Ill-health now compelled Blake to retire from the service for a time, and he did not appear again on the seas for about eighteen months; meanwhile he sat as a member of the Little Parliament (Barebones’s). In November 1654 he was selected by Cromwell to conduct a fleet to the Mediterranean to exact compensation from the duke of Tuscany, the knights of Malta, and the piratical states of North Africa, for wrongs done to English merchants. This mission he executed with his accustomed spirit and with complete success. Tunis alone dared to resist his demands, and Tunis paid the penalty of the destruction of its two fortresses by English guns. In the winter of 1655–1656, war being declared against Spain, Blake was sent to cruise off Cadiz and the neighbouring coasts, to intercept the Spanish shipping. One of his captains captured a part of the Plate fleet in September 1656. In April 1657 Blake, then in very ill health, suffering from dropsy and scurvy, and anxious to have assistance in his arduous duties, heard that the Plate fleet lay at anchor in the bay of Santa Cruz, in the island of Teneriffe. The position was a very strong one, defended by a castle and several forts with guns. Under the shelter of these lay a fleet of sixteen ships drawn up in crescent order. Captain Stayner was ordered to enter the bay and fall on the fleet. This he did. Blake followed him. Broadsides were poured into the castle and the forts at the same time; and soon nothing was left but ruined walls and charred fragments of burnt ships. The wind was blowing hard into the bay; but suddenly, and fortunately for the heroic Blake, it shifted, and carried him safely out to sea. “The whole action,” says Clarendon, “was so incredible that all men who knew the place wondered that any sober man, with what courage soever endowed, would ever have undertaken it; and they could hardly persuade themselves to believe what they had done; while the Spaniards comforted themselves with the belief that they were devils and not men who had destroyed them in such a manner.” The English lost one ship and 200 men killed and wounded. The thanks of parliament were voted to officers and men; and a very costly jewel (diamond ring) was presented to Blake, “as a testimony,” says Cromwell in his letter of 10th June, “of our own and the parliament’s good acceptance of your carriage in this action.” “This was the last action of the brave Blake.”

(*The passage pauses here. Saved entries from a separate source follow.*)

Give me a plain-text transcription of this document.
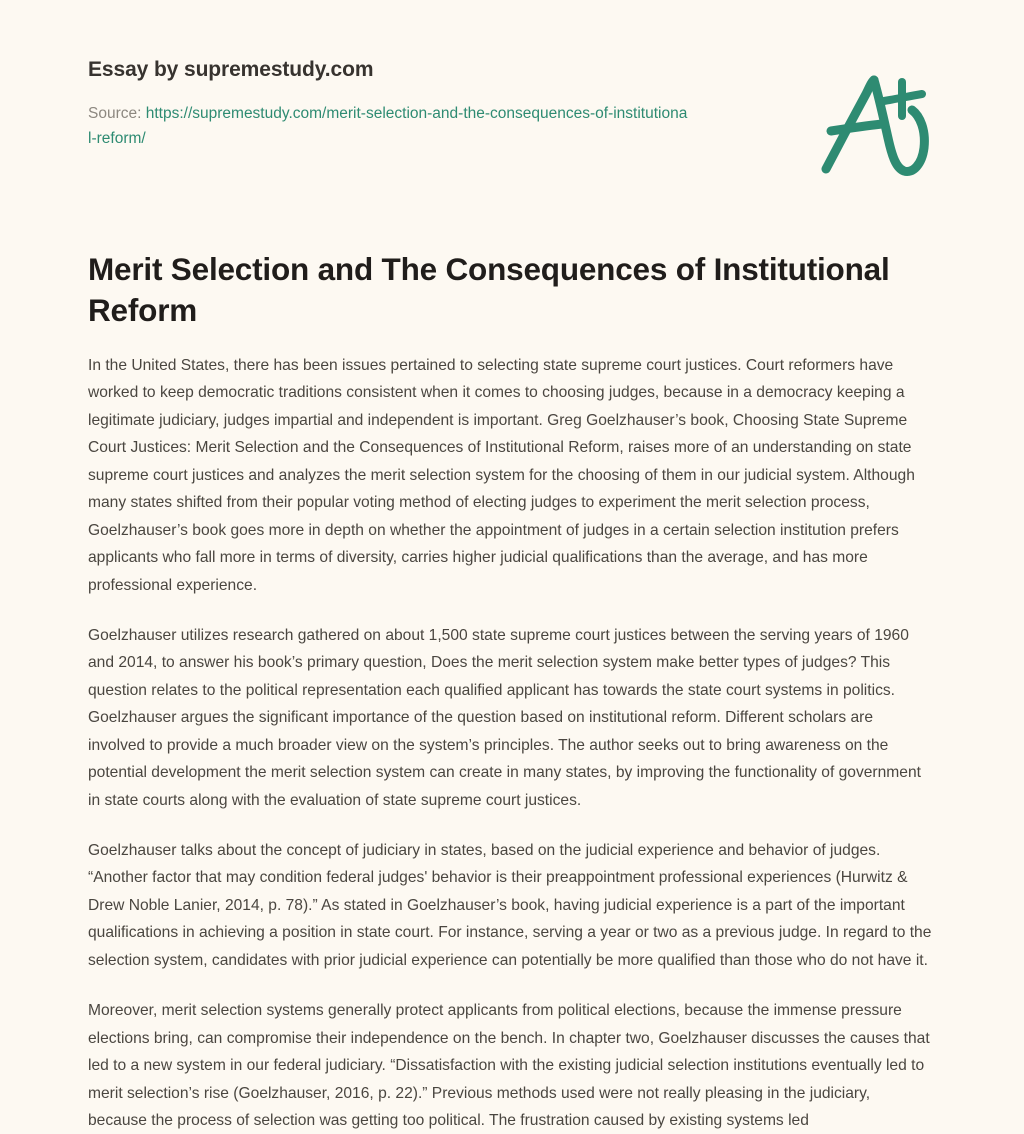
Essay by supremestudy.com
Source: https://supremestudy.com/merit-selection-and-the-consequences-of-institutional-reform/
Merit Selection and The Consequences of Institutional Reform

In the United States, there has been issues pertained to selecting state supreme court justices. Court reformers have worked to keep democratic traditions consistent when it comes to choosing judges, because in a democracy keeping a legitimate judiciary, judges impartial and independent is important. Greg Goelzhauser’s book, Choosing State Supreme Court Justices: Merit Selection and the Consequences of Institutional Reform, raises more of an understanding on state supreme court justices and analyzes the merit selection system for the choosing of them in our judicial system. Although many states shifted from their popular voting method of electing judges to experiment the merit selection process, Goelzhauser’s book goes more in depth on whether the appointment of judges in a certain selection institution prefers applicants who fall more in terms of diversity, carries higher judicial qualifications than the average, and has more professional experience.

Goelzhauser utilizes research gathered on about 1,500 state supreme court justices between the serving years of 1960 and 2014, to answer his book’s primary question, Does the merit selection system make better types of judges? This question relates to the political representation each qualified applicant has towards the state court systems in politics. Goelzhauser argues the significant importance of the question based on institutional reform. Different scholars are involved to provide a much broader view on the system’s principles. The author seeks out to bring awareness on the potential development the merit selection system can create in many states, by improving the functionality of government in state courts along with the evaluation of state supreme court justices.

Goelzhauser talks about the concept of judiciary in states, based on the judicial experience and behavior of judges. “Another factor that may condition federal judges' behavior is their preappointment professional experiences (Hurwitz & Drew Noble Lanier, 2014, p. 78).” As stated in Goelzhauser’s book, having judicial experience is a part of the important qualifications in achieving a position in state court. For instance, serving a year or two as a previous judge. In regard to the selection system, candidates with prior judicial experience can potentially be more qualified than those who do not have it.

Moreover, merit selection systems generally protect applicants from political elections, because the immense pressure elections bring, can compromise their independence on the bench. In chapter two, Goelzhauser discusses the causes that led to a new system in our federal judiciary. “Dissatisfaction with the existing judicial selection institutions eventually led to merit selection’s rise (Goelzhauser, 2016, p. 22).” Previous methods used were not really pleasing in the judiciary, because the process of selection was getting too political. The frustration caused by existing systems led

After again cruising for a time off Cadiz, his health failing more and more, he was compelled to make homewards before the summer was over. He died at sea, but within sight of Plymouth, on the 17th of August 1657. His body was brought to London and embalmed, and after lying in state at Greenwich House was interred with great pomp and solemnity in Westminster Abbey. In 1661 Charles II. ordered the exhumation of Blake’s body, with those of the mother and daughter of Cromwell and several others. They were cast out of the abbey, and were reburied in the churchyard of St Margaret’s. “But that regard,” says Johnson, “which was denied his body has been paid to his better remains, his name and his memory. Nor has any writer dared to deny him the praise of intrepidity, honesty, contempt of wealth, and love of his country.” Clarendon bears the following testimony to his excellence as a commander:—“He was the first man that declined the old track, and made it apparent that the science might be attained in less time than was imagined. He was the first man that brought ships to contemn castles on the shore, which had ever been thought very formidable, but were discovered by him to make a noise only, and to fright those who could be rarely hurt by them.”

A life of Blake is included in the work entitled Lives, English and Foreign. Dr Johnson wrote a short life of him, and in 1852 appeared Hepworth Dixon’s fuller narrative, Robert Blake, Admiral and General at Sea. Much new matter for the biography of Blake will be found in the Letters and Papers Relating to the First Dutch War, edited by S. R. Gardiner for the Navy Records Society (1898–1899.)